Sounds like Mr Evil and I will be there around 3.  See you on that trail with the bumpy things on it....


----------



## Madroch (Mar 18, 2009)

Watching Greg and Pat tear it up makes me want to try and sneak out tonight... even though I am still hobbllng up the stairs.


----------



## sLoPeS (Mar 18, 2009)

looking good!  if i wasnt so f-ing hurting right now id shred some moguls after work.  better see some of u guys up north in april...


----------



## 2knees (Mar 18, 2009)

hell yeah, i'm milking this while its there but once that's gone, i'll be making a few trips to killington.  Whats the word with the closing date among the regulars?  any truth to the early may rumors?


----------



## Greg (Mar 18, 2009)

2knees said:


> hell yeah, i'm milking this while its there but once that's gone, i'll be making a few trips to killington.  Whats the word with the closing date among the regulars?  any truth to the early may rumors?



Same boat. After Sunday, Sundown is going Friday-Sunday for the following two weekends. After that Snow, Okemo, Killington and Sugarbush are all in play.


----------



## sLoPeS (Mar 18, 2009)

2knees said:


> hell yeah, i'm milking this while its there but once that's gone, i'll be making a few trips to killington.  Whats the word with the closing date among the regulars?  any truth to the early may rumors?



just read this on kzone....

"Heard an ambassador on the k1 yesterday say to some other folks in the cabin that they're definitely done blowin snow for the year, they're done. 
Also said they're probably lookin at closing April 19th."

havent heard anything new myself.  time will tell, its mid-march.  think its really gonna come down to whether theres snow or not.  of course that didn matter last year so who knows.  on another note, i just ordered a new pack.  looking forward to gettin up to the bowl this year.  gonna get some may turns no matter what.


----------



## bvibert (Mar 18, 2009)

Greg said:


> After Sunday, Sundown is going Friday-Sunday for the following two weekends.



Always a sad time of year for me when that happens...


----------



## Greg (Mar 18, 2009)

bvibert said:


> Always a sad time of year for me when that happens...



Agreed. And it should be noted that the mighty Sundown is the only ski area in CT still open midweek. The base is holding up pretty well despite the warmth this month. If we had any more significant rain, they would be pretty hurtin'. We've been lucky in that regard.


----------



## sLoPeS (Mar 18, 2009)

Greg said:


> Agreed. And it should be noted that the mighty Sundown is the only ski area in CT still open midweek. The base is holding up pretty well despite the warmth this month.
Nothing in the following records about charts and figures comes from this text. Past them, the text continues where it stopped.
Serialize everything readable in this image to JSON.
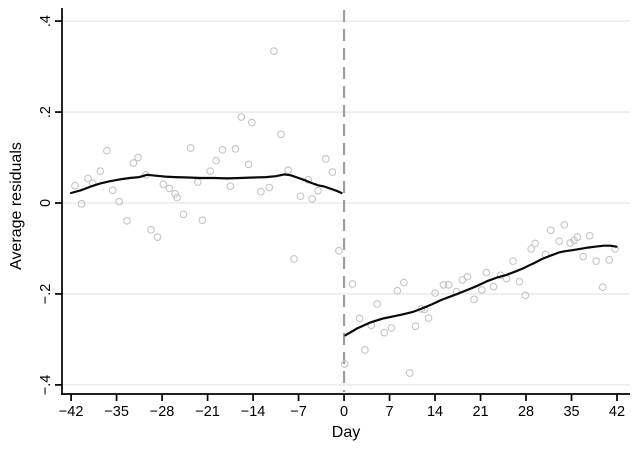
{
  "figure": {
    "xlabel": "Day",
    "ylabel": "Average residuals"
  },
  "chart_data": {
    "type": "scatter",
    "title": "",
    "xlabel": "Day",
    "ylabel": "Average residuals",
    "xlim": [
      -43.4,
      44.0
    ],
    "ylim": [
      -0.42,
      0.42
    ],
    "grid": "horizontal",
    "legend": "none",
    "x_ticks": [
      {
        "value": -42,
        "label": "−42"
      },
      {
        "value": -35,
        "label": "−35"
      },
      {
        "value": -28,
        "label": "−28"
      },
      {
        "value": -21,
        "label": "−21"
      },
      {
        "value": -14,
        "label": "−14"
      },
      {
        "value": -7,
        "label": "−7"
      },
      {
        "value": 0,
        "label": "0"
      },
      {
        "value": 7,
        "label": "7"
      },
      {
        "value": 14,
        "label": "14"
      },
      {
        "value": 21,
        "label": "21"
      },
      {
        "value": 28,
        "label": "28"
      },
      {
        "value": 35,
        "label": "35"
      },
      {
        "value": 42,
        "label": "42"
      }
    ],
    "y_ticks": [
      {
        "value": -0.4,
        "label": "−.4"
      },
      {
        "value": -0.2,
        "label": "−.2"
      },
      {
        "value": 0,
        "label": "0"
      },
      {
        "value": 0.2,
        "label": ".2"
      },
      {
        "value": 0.4,
        "label": ".4"
      }
    ],
    "reference_line": {
      "x": 0,
      "style": "dashed",
      "color": "#9e9e9e"
    },
    "colors": {
      "grid": "#e7e4f0",
      "axis": "#000000",
      "marker": "#c4c4c4",
      "fit_line": "#0a0a0a",
      "reference": "#9e9e9e"
    },
    "series": [
      {
        "name": "pre-period average residuals (scatter)",
        "type": "scatter",
        "marker": "hollow-circle",
        "color": "#c4c4c4",
        "points": [
          [
            -41.4,
            0.038
          ],
          [
            -40.4,
            -0.002
          ],
          [
            -39.4,
            0.054
          ],
          [
            -38.7,
            0.044
          ],
          [
            -37.5,
            0.07
          ],
          [
            -36.5,
            0.115
          ],
          [
            -35.6,
            0.028
          ],
          [
            -34.6,
            0.003
          ],
          [
            -33.4,
            -0.039
          ],
          [
            -32.4,
            0.088
          ],
          [
            -31.7,
            0.1
          ],
          [
            -30.5,
            0.062
          ],
          [
            -29.7,
            -0.059
          ],
          [
            -28.7,
            -0.075
          ],
          [
            -27.8,
            0.041
          ],
          [
            -26.9,
            0.032
          ],
          [
            -26.0,
            0.02
          ],
          [
            -25.7,
            0.012
          ],
          [
            -24.7,
            -0.025
          ],
          [
            -23.6,
            0.121
          ],
          [
            -22.5,
            0.046
          ],
          [
            -21.8,
            -0.038
          ],
          [
            -20.6,
            0.07
          ],
          [
            -19.7,
            0.093
          ],
          [
            -18.7,
            0.117
          ],
          [
            -17.5,
            0.037
          ],
          [
            -16.7,
            0.119
          ],
          [
            -15.8,
            0.189
          ],
          [
            -14.7,
            0.085
          ],
          [
            -14.2,
            0.177
          ],
          [
            -12.8,
            0.025
          ],
          [
            -11.5,
            0.034
          ],
          [
            -10.8,
            0.334
          ],
          [
            -9.7,
            0.151
          ],
          [
            -8.6,
            0.072
          ],
          [
            -7.7,
            -0.123
          ],
          [
            -6.7,
            0.015
          ],
          [
            -5.5,
            0.051
          ],
          [
            -4.9,
            0.009
          ],
          [
            -4.0,
            0.027
          ],
          [
            -2.8,
            0.097
          ],
          [
            -1.8,
            0.068
          ],
          [
            -0.8,
            -0.105
          ]
        ]
      },
      {
        "name": "post-period average residuals (scatter)",
        "type": "scatter",
        "marker": "hollow-circle",
        "color": "#c4c4c4",
        "points": [
          [
            0.1,
            -0.354
          ],
          [
            1.3,
            -0.178
          ],
          [
            2.4,
            -0.254
          ],
          [
            3.2,
            -0.323
          ],
          [
            4.2,
            -0.269
          ],
          [
            5.1,
            -0.222
          ],
          [
            6.2,
            -0.285
          ],
          [
            7.3,
            -0.275
          ],
          [
            8.2,
            -0.193
          ],
          [
            9.2,
            -0.175
          ],
          [
            10.1,
            -0.374
          ],
          [
            11.0,
            -0.271
          ],
          [
            11.9,
            -0.233
          ],
          [
            12.4,
            -0.234
          ],
          [
            13.0,
            -0.253
          ],
          [
            14.0,
            -0.198
          ],
          [
            15.3,
            -0.18
          ],
          [
            16.1,
            -0.18
          ],
          [
            17.3,
            -0.195
          ],
          [
            18.2,
            -0.169
          ],
          [
            19.0,
            -0.162
          ],
          [
            20.0,
            -0.212
          ],
          [
            21.2,
            -0.191
          ],
          [
            21.9,
            -0.153
          ],
          [
            23.0,
            -0.184
          ],
          [
            24.1,
            -0.159
          ],
          [
            25.0,
            -0.166
          ],
          [
            26.0,
            -0.128
          ],
          [
            27.0,
            -0.173
          ],
          [
            27.9,
            -0.203
          ],
          [
            28.8,
            -0.101
          ],
          [
            29.4,
            -0.089
          ],
          [
            31.0,
            -0.113
          ],
          [
            31.8,
            -0.06
          ],
          [
            33.1,
            -0.084
          ],
          [
            33.9,
            -0.048
          ],
          [
            34.8,
            -0.088
          ],
          [
            35.4,
            -0.082
          ],
          [
            35.9,
            -0.075
          ],
          [
            36.8,
            -0.118
          ],
          [
            37.8,
            -0.072
          ],
          [
            38.8,
            -0.128
          ],
          [
            39.8,
            -0.185
          ],
          [
            40.8,
            -0.125
          ],
          [
            41.7,
            -0.101
          ]
        ]
      },
      {
        "name": "pre-period local polynomial fit",
        "type": "line",
        "color": "#0a0a0a",
        "width": 2.2,
        "points": [
          [
            -42,
            0.022
          ],
          [
            -40.5,
            0.028
          ],
          [
            -39,
            0.036
          ],
          [
            -37.5,
            0.043
          ],
          [
            -36,
            0.048
          ],
          [
            -34.5,
            0.052
          ],
          [
            -33,
            0.055
          ],
          [
            -31.5,
            0.057
          ],
          [
            -30.3,
            0.062
          ],
          [
            -29,
            0.06
          ],
          [
            -27.5,
            0.058
          ],
          [
            -26,
            0.057
          ],
          [
            -24,
            0.056
          ],
          [
            -22,
            0.055
          ],
          [
            -20,
            0.055
          ],
          [
            -18,
            0.054
          ],
          [
            -16,
            0.055
          ],
          [
            -14,
            0.056
          ],
          [
            -12,
            0.057
          ],
          [
            -10.5,
            0.059
          ],
          [
            -9.2,
            0.063
          ],
          [
            -8.2,
            0.061
          ],
          [
            -7,
            0.055
          ],
          [
            -6,
            0.05
          ],
          [
            -5,
            0.044
          ],
          [
            -4,
            0.039
          ],
          [
            -3,
            0.036
          ],
          [
            -2,
            0.031
          ],
          [
            -1,
            0.026
          ],
          [
            -0.4,
            0.022
          ]
        ]
      },
      {
        "name": "post-period local polynomial fit",
        "type": "line",
        "color": "#0a0a0a",
        "width": 2.2,
        "points": [
          [
            0.2,
            -0.291
          ],
          [
            2,
            -0.276
          ],
          [
            4,
            -0.263
          ],
          [
            6,
            -0.254
          ],
          [
            8,
            -0.248
          ],
          [
            9,
            -0.245
          ],
          [
            10.5,
            -0.24
          ],
          [
            12,
            -0.232
          ],
          [
            13.5,
            -0.223
          ],
          [
            15,
            -0.213
          ],
          [
            16.5,
            -0.205
          ],
          [
            17.4,
            -0.2
          ],
          [
            19,
            -0.191
          ],
          [
            20.5,
            -0.182
          ],
          [
            22,
            -0.172
          ],
          [
            23.5,
            -0.164
          ],
          [
            25,
            -0.158
          ],
          [
            26.5,
            -0.15
          ],
          [
            27.5,
            -0.144
          ],
          [
            28.5,
            -0.137
          ],
          [
            29.4,
            -0.131
          ],
          [
            30.5,
            -0.123
          ],
          [
            31.7,
            -0.116
          ],
          [
            33,
            -0.109
          ],
          [
            34,
            -0.106
          ],
          [
            35,
            -0.104
          ],
          [
            36.3,
            -0.101
          ],
          [
            37.5,
            -0.098
          ],
          [
            38.6,
            -0.096
          ],
          [
            40,
            -0.094
          ],
          [
            41,
            -0.094
          ],
          [
            41.9,
            -0.096
          ]
        ]
      }
    ]
  }
}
If we had any more significant rain, they would be pretty hurtin'. We've been lucky in that regard.



greg, chill out on that "r" word.  its still ski season...


----------



## gmcunni (Mar 18, 2009)

i miss sundown, i feel like i haven't skied there in a long time.


----------



## bvibert (Mar 18, 2009)

Greg said:


> And it should be noted that the mighty Sundown is the only ski area in CT still open midweek.



I did not know that.  Nice work Sundown!


----------



## Greg (Mar 18, 2009)

gmcunni said:


> i miss sundown, i feel like i haven't skied there in a long time.



You owe it to yourself to get up there. It's prime. I was dying not being there for a week so I'm making up for it this week.


----------



## bvibert (Mar 18, 2009)

Greg said:


> You owe it to yourself to get up there. It's prime. I was dying not being there for a week so I'm making up for it this week.



Yes you do Gary!  When is the last time you were up there?


----------



## gmcunni (Mar 18, 2009)

bvibert said:


> Yes you do Gary!  When is the last time you were up there?



been more than 10 days... i think i'll be there tmorrow night if the rain passes through early.


----------



## gmcunni (Mar 18, 2009)

gmcunni said:


> been more than 10 days... i think i'll be there tmorrow night if the rain passes through early.



guess i'm not going tomorrow :-(



> WE ARE OPEN TODAY FROM 9AM-10PM; WE'LL BE CLOSED ON THURS., 3/19 AND WILL REOPEN FRI., 3/20 AT 9AM. March skiing is great!


----------



## severine (Mar 18, 2009)

gmcunni said:


> i miss sundown, i feel like i haven't skied there in a long time.





gmcunni said:


> been more than 10 days... i think i'll be there tmorrow night if the rain passes through early.


Just as long for me, as well.  I'm going to have to wait until Sunday, too.


----------



## gmcunni (Mar 18, 2009)

severine said:


> I'm going to have to wait until Sunday, too.



my original plan was thurs with my daughter, saturday with my son and sunday with them both for the comp.  my wife probably won't like it but i might go for F/Sa/Su.   i don't remember the last time i skied 3 days in a row.  of course, skiing with my daughter isn't hard but if she likes the GB bumps i might get a few good runs there.


----------



## severine (Mar 18, 2009)

gmcunni said:


> my original plan was thurs with my daughter, saturday with my son and sunday with them both for the comp.  my wife probably won't like it but i might go for F/Sa/Su.   i don't remember the last time i skied 3 days in a row.  of course, skiing with my daughter isn't hard but if she likes the GB bumps i might get a few good runs there.


I was thinking of tomorrow night, but that's it for extra days this week. At the last minute, I signed up to run a race Saturday morning so I won't have the time (or energy) to do much else.


----------



## SkiingInABlueDream (Mar 19, 2009)

You CT guys basically have 2/3 scale Outer Limits in your back yard.  I'm jealous!!


----------